Gary Johnson Struggles, Again, While Explaining Syria

The Libertarian presidential candidate fumbled for some five seconds while trying to explain the causes of the Syrian conflict.

Seeking to recover from a campaign gaffe in which he appeared not to be aware of the humanitarian crisis in the Syrian city of Aleppo, Libertarian presidential candidate Gary Johnson seemed to struggle again on Saturday while discussing the country's civil war.

Speaking to Michael Smerconish on CNN, the former New Mexico governor fumbled for some five seconds while describing how loyalists to former Iraqi leader Saddam Hussein fled to the Syrian city of Raqqa, now an ISIS stronghold.

"We're there [in Syria] in the first place because we do support regime change, which I think has resulted in what is happening right now in Syria," he said. "And that started with Iraq and, um, Raqqa and the fleeing of, um, ah...Saddam Hussein's loyalists that fled to Raqqa."

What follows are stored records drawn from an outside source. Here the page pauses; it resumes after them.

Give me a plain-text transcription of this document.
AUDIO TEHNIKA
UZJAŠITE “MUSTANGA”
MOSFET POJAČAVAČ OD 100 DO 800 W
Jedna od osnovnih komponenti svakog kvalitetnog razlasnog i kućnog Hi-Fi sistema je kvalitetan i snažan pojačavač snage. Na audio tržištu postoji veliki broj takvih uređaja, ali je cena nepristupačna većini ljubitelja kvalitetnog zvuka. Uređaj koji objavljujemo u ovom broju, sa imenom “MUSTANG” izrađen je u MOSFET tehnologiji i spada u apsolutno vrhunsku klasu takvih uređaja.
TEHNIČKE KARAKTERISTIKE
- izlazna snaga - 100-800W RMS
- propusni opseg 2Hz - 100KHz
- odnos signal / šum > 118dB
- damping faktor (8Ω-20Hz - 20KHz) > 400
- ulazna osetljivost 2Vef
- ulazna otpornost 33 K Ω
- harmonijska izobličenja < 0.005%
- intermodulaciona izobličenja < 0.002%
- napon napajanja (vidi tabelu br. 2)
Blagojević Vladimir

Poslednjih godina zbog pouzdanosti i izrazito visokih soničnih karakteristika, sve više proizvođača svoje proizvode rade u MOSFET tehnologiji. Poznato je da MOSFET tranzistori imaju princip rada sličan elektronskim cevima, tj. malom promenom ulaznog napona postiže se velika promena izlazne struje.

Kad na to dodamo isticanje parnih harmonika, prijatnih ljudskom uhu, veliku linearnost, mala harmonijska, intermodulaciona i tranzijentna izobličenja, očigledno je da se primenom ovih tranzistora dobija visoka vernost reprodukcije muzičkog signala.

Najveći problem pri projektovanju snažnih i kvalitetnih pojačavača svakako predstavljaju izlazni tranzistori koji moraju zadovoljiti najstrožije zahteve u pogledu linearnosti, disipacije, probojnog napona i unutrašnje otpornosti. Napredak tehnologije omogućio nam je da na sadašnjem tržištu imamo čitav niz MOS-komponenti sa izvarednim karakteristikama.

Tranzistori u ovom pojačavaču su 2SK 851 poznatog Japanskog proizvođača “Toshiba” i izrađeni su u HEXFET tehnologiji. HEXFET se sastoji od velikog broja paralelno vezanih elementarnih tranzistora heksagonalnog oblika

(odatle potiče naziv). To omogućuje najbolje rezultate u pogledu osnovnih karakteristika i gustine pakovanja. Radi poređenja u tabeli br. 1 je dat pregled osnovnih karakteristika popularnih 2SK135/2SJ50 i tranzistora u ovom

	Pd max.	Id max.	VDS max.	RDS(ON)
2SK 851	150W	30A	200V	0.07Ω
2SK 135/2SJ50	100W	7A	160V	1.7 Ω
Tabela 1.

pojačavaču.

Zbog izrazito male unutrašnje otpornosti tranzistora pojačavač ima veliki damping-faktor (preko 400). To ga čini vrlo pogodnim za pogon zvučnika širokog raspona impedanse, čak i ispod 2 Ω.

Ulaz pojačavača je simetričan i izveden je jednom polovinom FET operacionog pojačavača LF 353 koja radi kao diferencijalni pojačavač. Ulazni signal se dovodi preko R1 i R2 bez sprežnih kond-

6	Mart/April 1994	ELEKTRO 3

After the US invasion of Iraq, some former members of Hussein's Ba'ath party joined militant groups that would later evolve into the current iteration of ISIS.

The awkward moment came just days after Johnson appeared flummoxed when asked on MSNBC what he would do to end the suffering in Aleppo.

"What is Aleppo?” he asked.

“You’re kidding,” reporter Mike Barnicle responded.

.@mikebarnicle: What would you do, if you were elected, about Aleppo? @GovGaryJohnson: And what is Aleppo?

Johnson later said he had been confused by the question, thinking Aleppo was an acronym.

"I blanked," he said in a statement. "It happens, and it will happen again during the course of this campaign.”

During his CNN interview on Saturday, Johnson said he had "no excuse" for the gaffe — even if the average American did not fully understand the complexities of the Syrian conflict.

"The person on the street is not running for president of the United States," he said. "But understanding what is happening in Syria, that it is very serious."